Like most rugby players Carling's sporting career started at school. Here his natural talent for rugby was recognised and he was selected to play for the England Schools team. After leaving school he attended Durham University where he studied Psychology. He then joined the Army and was commissioned into the Royal Artillery.

Whilst at Durham in 1987, Carling played for the London club, Harlequins, commuting between the two cities three times a week in order to attend training sessions. It was during this time that he received his first cap for England against France. This match was the start of a successful international career. At the age of just 22 he was appointed captain of England, becoming the youngest player ever to captain his country.

As captain of England, Carling led his team to three Grand Slams (1991, 1992 and 1995) and reached the Final of the 1991 Rugby World Cup, losing to Australia at Twickenham by 12 points to 6. In the same year he was awarded an OBE.
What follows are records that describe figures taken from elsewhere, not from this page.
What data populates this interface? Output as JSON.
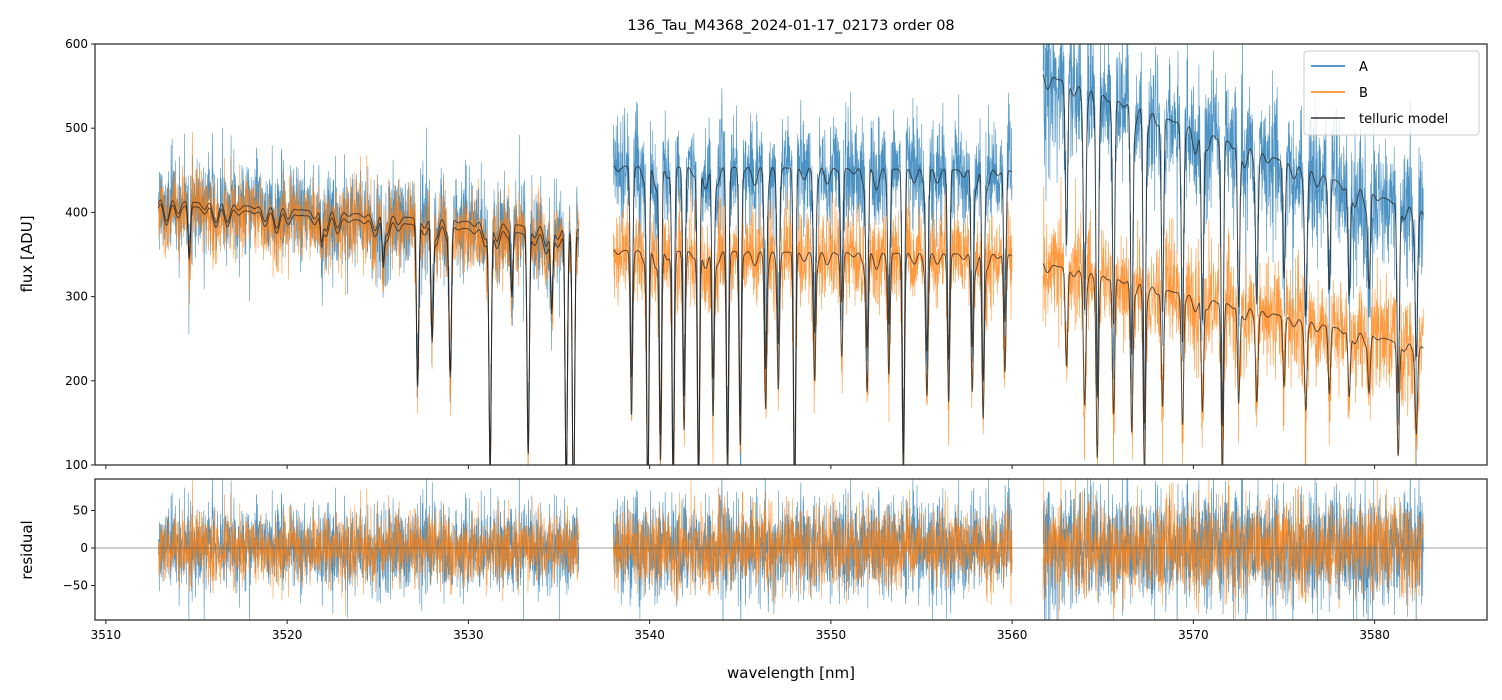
{
  "chart_data": {
    "type": "line",
    "title": "136_Tau_M4368_2024-01-17_02173  order 08",
    "xlabel": "wavelength [nm]",
    "xlim": [
      3509.4,
      3586.2
    ],
    "xticks": [
      "3510",
      "3520",
      "3530",
      "3540",
      "3550",
      "3560",
      "3570",
      "3580"
    ],
    "xtick_values": [
      3510,
      3520,
      3530,
      3540,
      3550,
      3560,
      3570,
      3580
    ],
    "top_panel": {
      "ylabel": "flux [ADU]",
      "ylim": [
        100,
        600
      ],
      "yticks": [
        "100",
        "200",
        "300",
        "400",
        "500",
        "600"
      ],
      "ytick_values": [
        100,
        200,
        300,
        400,
        500,
        600
      ]
    },
    "bottom_panel": {
      "ylabel": "residual",
      "ylim": [
        -96,
        92
      ],
      "yticks": [
        "−50",
        "0",
        "50"
      ],
      "ytick_values": [
        -50,
        0,
        50
      ],
      "zero_line": true
    },
    "legend": {
      "placement": "top-right",
      "entries": [
        {
          "label": "A",
          "color": "#1f77b4"
        },
        {
          "label": "B",
          "color": "#ff7f0e"
        },
        {
          "label": "telluric model",
          "color": "#333333"
        }
      ]
    },
    "segments": [
      {
        "x": [
          3512.9,
          3536.1
        ],
        "A_continuum": [
          415,
          380
        ],
        "B_continuum": [
          410,
          370
        ],
        "noise_sigma": 28
      },
      {
        "x": [
          3538.0,
          3560.0
        ],
        "A_continuum": [
          455,
          450
        ],
        "B_continuum": [
          355,
          350
        ],
        "noise_sigma": 32
      },
      {
        "x": [
          3561.7,
          3582.7
        ],
        "A_continuum": [
          565,
          400
        ],
        "B_continuum": [
          340,
          240
        ],
        "noise_sigma": 38
      }
    ],
    "telluric_lines": [
      {
        "center": 3514.6,
        "depth": 0.15
      },
      {
        "center": 3521.9,
        "depth": 0.08
      },
      {
        "center": 3525.3,
        "depth": 0.12
      },
      {
        "center": 3527.2,
        "depth": 0.5
      },
      {
        "center": 3528.0,
        "depth": 0.35
      },
      {
        "center": 3529.0,
        "depth": 0.45
      },
      {
        "center": 3531.2,
        "depth": 0.75
      },
      {
        "center": 3532.4,
        "depth": 0.2
      },
      {
        "center": 3533.3,
        "depth": 0.7
      },
      {
        "center": 3534.6,
        "depth": 0.25
      },
      {
        "center": 3535.4,
        "depth": 0.8
      },
      {
        "center": 3535.8,
        "depth": 0.9
      },
      {
        "center": 3539.0,
        "depth": 0.55
      },
      {
        "center": 3539.9,
        "depth": 0.85
      },
      {
        "center": 3540.6,
        "depth": 0.7
      },
      {
        "center": 3541.3,
        "depth": 0.8
      },
      {
        "center": 3541.9,
        "depth": 0.6
      },
      {
        "center": 3542.7,
        "depth": 0.8
      },
      {
        "center": 3543.5,
        "depth": 0.55
      },
      {
        "center": 3544.3,
        "depth": 0.75
      },
      {
        "center": 3545.0,
        "depth": 0.65
      },
      {
        "center": 3546.4,
        "depth": 0.5
      },
      {
        "center": 3547.1,
        "depth": 0.45
      },
      {
        "center": 3548.0,
        "depth": 0.85
      },
      {
        "center": 3549.1,
        "depth": 0.4
      },
      {
        "center": 3550.6,
        "depth": 0.35
      },
      {
        "center": 3552.0,
        "depth": 0.45
      },
      {
        "center": 3553.2,
        "depth": 0.4
      },
      {
        "center": 3554.0,
        "depth": 0.75
      },
      {
        "center": 3555.3,
        "depth": 0.45
      },
      {
        "center": 3556.5,
        "depth": 0.5
      },
      {
        "center": 3557.8,
        "depth": 0.45
      },
      {
        "center": 3558.4,
        "depth": 0.55
      },
      {
        "center": 3559.6,
        "depth": 0.4
      },
      {
        "center": 3563.0,
        "depth": 0.35
      },
      {
        "center": 3564.0,
        "depth": 0.45
      },
      {
        "center": 3564.7,
        "depth": 0.65
      },
      {
        "center": 3565.6,
        "depth": 0.5
      },
      {
        "center": 3566.6,
        "depth": 0.55
      },
      {
        "center": 3567.3,
        "depth": 0.7
      },
      {
        "center": 3568.3,
        "depth": 0.45
      },
      {
        "center": 3569.4,
        "depth": 0.5
      },
      {
        "center": 3570.5,
        "depth": 0.45
      },
      {
        "center": 3571.6,
        "depth": 0.7
      },
      {
        "center": 3572.5,
        "depth": 0.4
      },
      {
        "center": 3573.5,
        "depth": 0.35
      },
      {
        "center": 3575.0,
        "depth": 0.3
      },
      {
        "center": 3576.2,
        "depth": 0.35
      },
      {
        "center": 3577.5,
        "depth": 0.3
      },
      {
        "center": 3578.6,
        "depth": 0.3
      },
      {
        "center": 3579.7,
        "depth": 0.25
      },
      {
        "center": 3581.3,
        "depth": 0.55
      },
      {
        "center": 3582.3,
        "depth": 0.4
      }
    ]
  }
}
In 1995 Carling caused controversy when he described the Rugby Football Union (RFU) Committee as "57 old farts" on a Channel 4 television programme. His objection was aimed at the RFU's reluctance to see the amateur game of rugby turn professional. His outburst resulted in him being sacked from the England team. However, as one of rugby's most popular figures, public pressure saw he was reinstated - but only after making a public apology.

Carling found himself the subject of yet more media interest when he was romantically linked to Diana, Princess of Wales. Arguably rugby's first celebrity, Carling used his high media profile and successful rugby career to his advantage, when upon retirement from the game he became a TV pundit and motivational speaker.